Courtesy of Erin Martinez
Despite the dreary weather outside, San Diego State’s Don Powell Theatre warmed up with the sound of laughter and the feeling of love on Feb. 14.
Once again, SDSU’s School of Theater, Television and Film hosted the annual Valentine’s Day Film Festival, where six student films screened.
Each film, while very different in style, story and tone, contributed to the warm Valentine’s Day atmosphere by providing different perspectives on romance and love.
The selection of films ensured everyone in the audience would find something they liked, drawing from both recent and past student films.
The film that started the night off was “Sweet Tooth”, a stop-motion animation telling the story of a cartoon doodle come alive. The short film first premiered at the Emerging Filmmakers showcase in 2017.
“Sweet Tooth” was a close collaboration between friends, and SDSU alumni, Kelse Whitfield, Lucas Hespenheide and Marguerite Davidson. Since its premiere at SDSU, the short film has gone on to screen in 14 other film festivals in the U.S. and abroad.
“It is really cute that (‘Sweet Tooth’) is in the Valentine’s Day Film Festival because we like to call it a ‘true’ love story,” Whitfield, the film’s director, said.
The film is a playful twist on a love story, but when considering the process behind stop-motion animation, “Sweet Tooth” is a greater testament to these three friends’ love for cinema.
The opening scene alone, a stop-motion time-lapse, required a lot of work and lighting manipulation, Whitfield said.
“We had to move the light by a quarter inch every single frame, and we had to have different gels for different colors,” Whitfield said. “The five-second clip took us almost an entire day to shoot.”
While “Sweet Tooth” was a favorite among audience members, “Alone Together,” directed by senior production major Erin Martinez, took home the audience choice award.
This short film approached the classic love story from a different angle. Martinez said she drew inspiration from her own experiences and decided to depict two people’s experiences after breaking up.
“I really wanted to focus on the idea of seeing the story from both sides,” she said.
The film achieves this through a split screen format, depicting two people’s separate but interconnected lives. This format created a unique set of challenges, Martinez said.
“It was really tricky because it was like we were making two films,” she said. “We didn’t have a lot of shots on each side of the screen, but combined, we had about 120.”
While “Alone Together” was not a film audiences would expect to see at a Valentine’s Day film festival, it was well complemented by the other films that played that night.
“Romance Is Dead” directed by Todd Jackson, uses music and singing to tell the story of someone trying to bring their lost love back to life, in the process realizing his friend was there for support all along.

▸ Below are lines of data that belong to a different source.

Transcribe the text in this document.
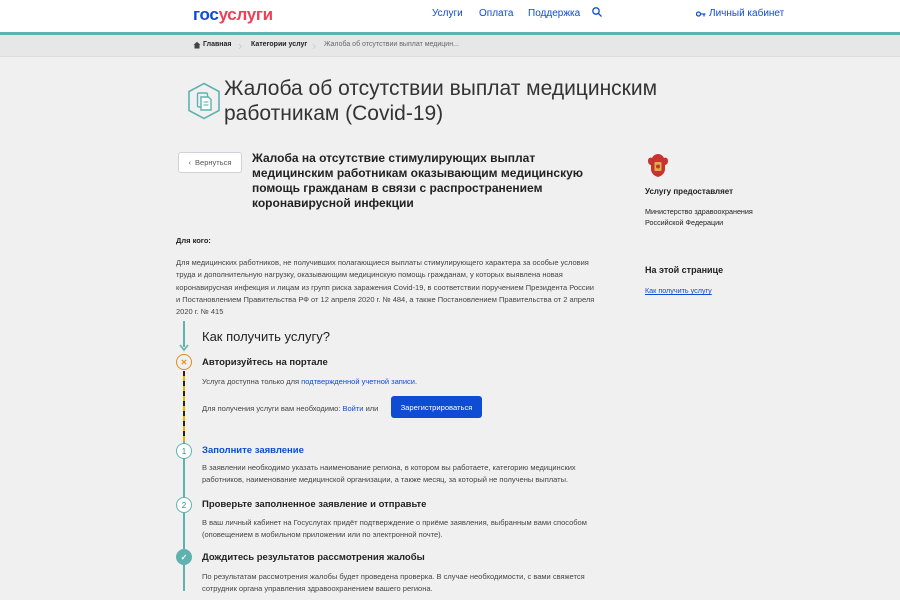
госуслуги	Услуги Оплата Поддержка	Личный кабинет
Главная › Категории услуг › Жалоба об отсутствии выплат медицин...
Жалоба об отсутствии выплат медицинским работникам (Covid-19)
‹ Вернуться Жалоба на отсутствие стимулирующих выплат медицинским работникам оказывающим медицинскую помощь гражданам в связи с распространением коронавирусной инфекции
Для кого:
Для медицинских работников, не получивших полагающиеся выплаты стимулирующего характера за особые условия труда и дополнительную нагрузку, оказывающим медицинскую помощь гражданам, у которых выявлена новая коронавирусная инфекция и лицам из групп риска заражения Covid-19, в соответствии поручением Президента России и Постановлением Правительства РФ от 12 апреля 2020 г. № 484, а также Постановлением Правительства от 2 апреля 2020 г. № 415
Услугу предоставляет
Министерство здравоохранения Российской Федерации
На этой странице
Как получить услугу
Как получить услугу?
✕	Авторизуйтесь на портале
Услуга доступна только для подтвержденной учетной записи.
Для получения услуги вам необходимо: Войти или	Зарегистрироваться
1	Заполните заявление
В заявлении необходимо указать наименование региона, в котором вы работаете, категорию медицинских работников, наименование медицинской организации, а также месяц, за который не получены выплаты.
2	Проверьте заполненное заявление и отправьте
В ваш личный кабинет на Госуслугах придёт подтверждение о приёме заявления, выбранным вами способом (оповещением в мобильном приложении или по электронной почте).
✓	Дождитесь результатов рассмотрения жалобы
По результатам рассмотрения жалобы будет проведена проверка. В случае необходимости, с вами свяжется сотрудник органа управления здравоохранением вашего региона.
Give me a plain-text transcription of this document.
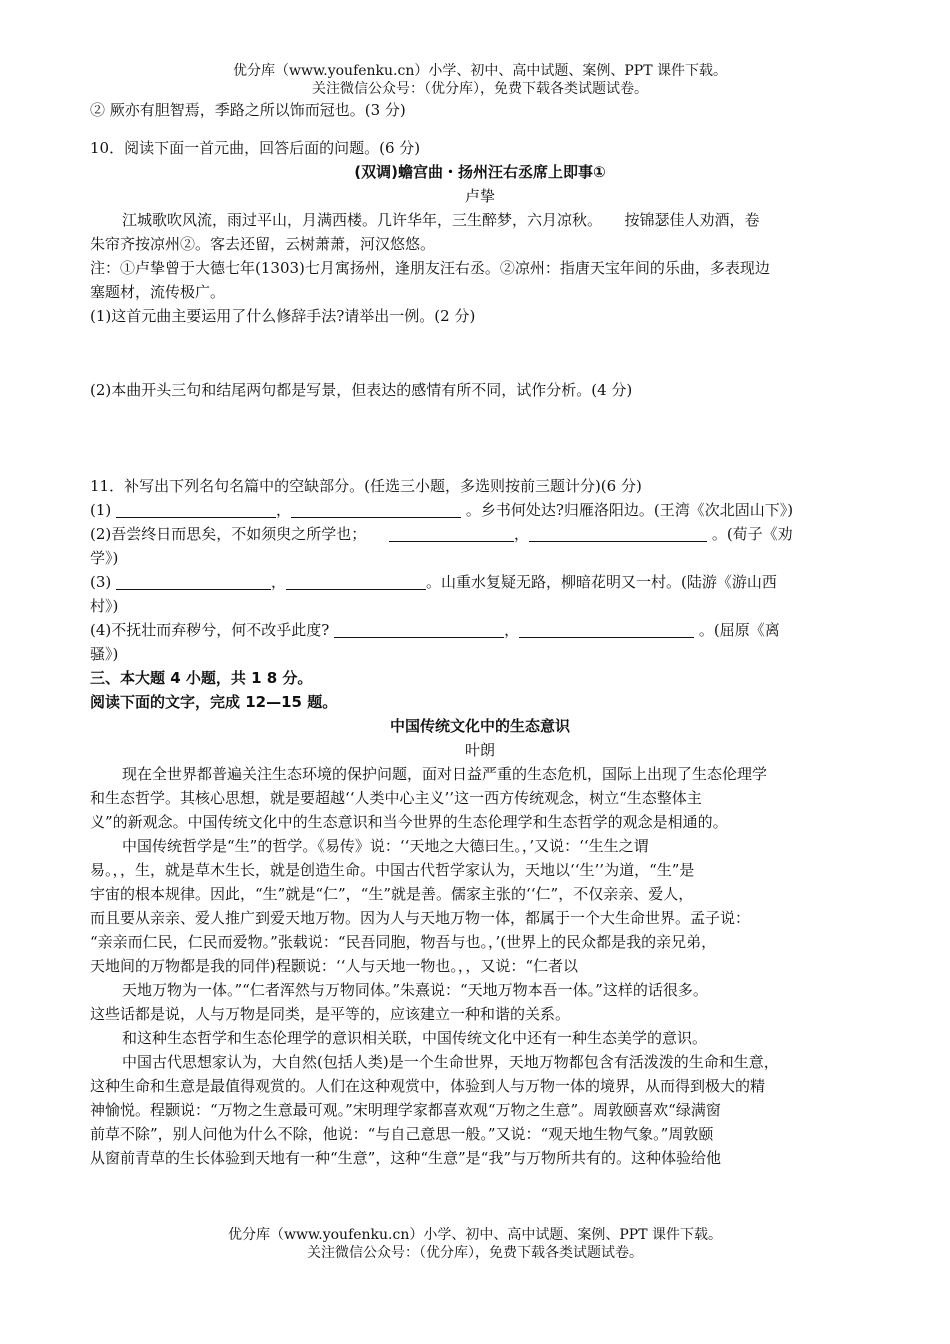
优分库（www.youfenku.cn）小学、初中、高中试题、案例、PPT 课件下载。
关注微信公众号：（优分库），免费下载各类试题试卷。

② 厥亦有胆智焉，季路之所以饰而冠也。(3 分)

10．阅读下面一首元曲，回答后面的问题。(6 分)

(双调)蟾宫曲・扬州汪右丞席上即事①

卢挚

江城歌吹风流，雨过平山，月满西楼。几许华年，三生醉梦，六月凉秋。　　按锦瑟佳人劝酒，卷

朱帘齐按凉州②。客去还留，云树萧萧，河汉悠悠。

注：①卢挚曾于大德七年(1303)七月寓扬州，逢朋友汪右丞。②凉州：指唐天宝年间的乐曲，多表现边

塞题材，流传极广。

(1)这首元曲主要运用了什么修辞手法?请举出一例。(2 分)

(2)本曲开头三句和结尾两句都是写景，但表达的感情有所不同，试作分析。(4 分)

11．补写出下列名句名篇中的空缺部分。(任选三小题，多选则按前三题计分)(6 分)

(1)	，	。乡书何处达?归雁洛阳边。(王湾《次北固山下》)

(2)吾尝终日而思矣，不如须臾之所学也；	，	。(荀子《劝

学》)

(3)	，	。山重水复疑无路，柳暗花明又一村。(陆游《游山西

村》)

(4)不抚壮而弃秽兮，何不改乎此度?	，	。(屈原《离

骚》)

三、本大题 4 小题，共 1 8 分。

阅读下面的文字，完成 12—15 题。

中国传统文化中的生态意识

叶朗

现在全世界都普遍关注生态环境的保护问题，面对日益严重的生态危机，国际上出现了生态伦理学

和生态哲学。其核心思想，就是要超越‘‘人类中心主义’’这一西方传统观念，树立“生态整体主

义”的新观念。中国传统文化中的生态意识和当今世界的生态伦理学和生态哲学的观念是相通的。

中国传统哲学是“生”的哲学。《易传》说：‘‘天地之大德曰生。，’又说：‘‘生生之谓

易。，，生，就是草木生长，就是创造生命。中国古代哲学家认为，天地以‘‘生’’为道，“生”是

宇宙的根本规律。因此，“生”就是“仁”，“生”就是善。儒家主张的‘‘仁”，不仅亲亲、爱人，

而且要从亲亲、爱人推广到爱天地万物。因为人与天地万物一体，都属于一个大生命世界。孟子说：

“亲亲而仁民，仁民而爱物。”张载说：“民吾同胞，物吾与也。，’(世界上的民众都是我的亲兄弟，

天地间的万物都是我的同伴)程颢说：‘‘人与天地一物也。，，又说：“仁者以

天地万物为一体。”“仁者浑然与万物同体。”朱熹说：“天地万物本吾一体。”这样的话很多。

这些话都是说，人与万物是同类，是平等的，应该建立一种和谐的关系。

和这种生态哲学和生态伦理学的意识相关联，中国传统文化中还有一种生态美学的意识。

中国古代思想家认为，大自然(包括人类)是一个生命世界，天地万物都包含有活泼泼的生命和生意，

这种生命和生意是最值得观赏的。人们在这种观赏中，体验到人与万物一体的境界，从而得到极大的精

神愉悦。程颢说：“万物之生意最可观。”宋明理学家都喜欢观“万物之生意”。周敦颐喜欢“绿满窗

前草不除”，别人问他为什么不除，他说：“与自己意思一般。”又说：“观天地生物气象。”周敦颐

从窗前青草的生长体验到天地有一种“生意”，这种“生意”是“我”与万物所共有的。这种体验给他

优分库（www.youfenku.cn）小学、初中、高中试题、案例、PPT 课件下载。
关注微信公众号：（优分库），免费下载各类试题试卷。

It put a comical spin on an issue that people unfortunately face.
“The Cactus and The Pansy,” directed by Sergio Duarte, uses clay animation to show how two people can eventually grow to love one another. While director Sean Brandt’s “A Pursuit of Falling” walks audiences through the emotional trials of trying to make a relationship work using emotive lighting and minimalist cinematography.
Whether they were musicals, dramas and comedies, all of the films screened at the Valentine’s Day Film Festival showcased a deep love for filmmaking and the art of cinema while also telling stories to which audiences could relate.
The next film festival to be hosted by the School of Theater, Television and Film will be the Spring 2019 of the Emerging Filmmakers Showcase May 15 and 16.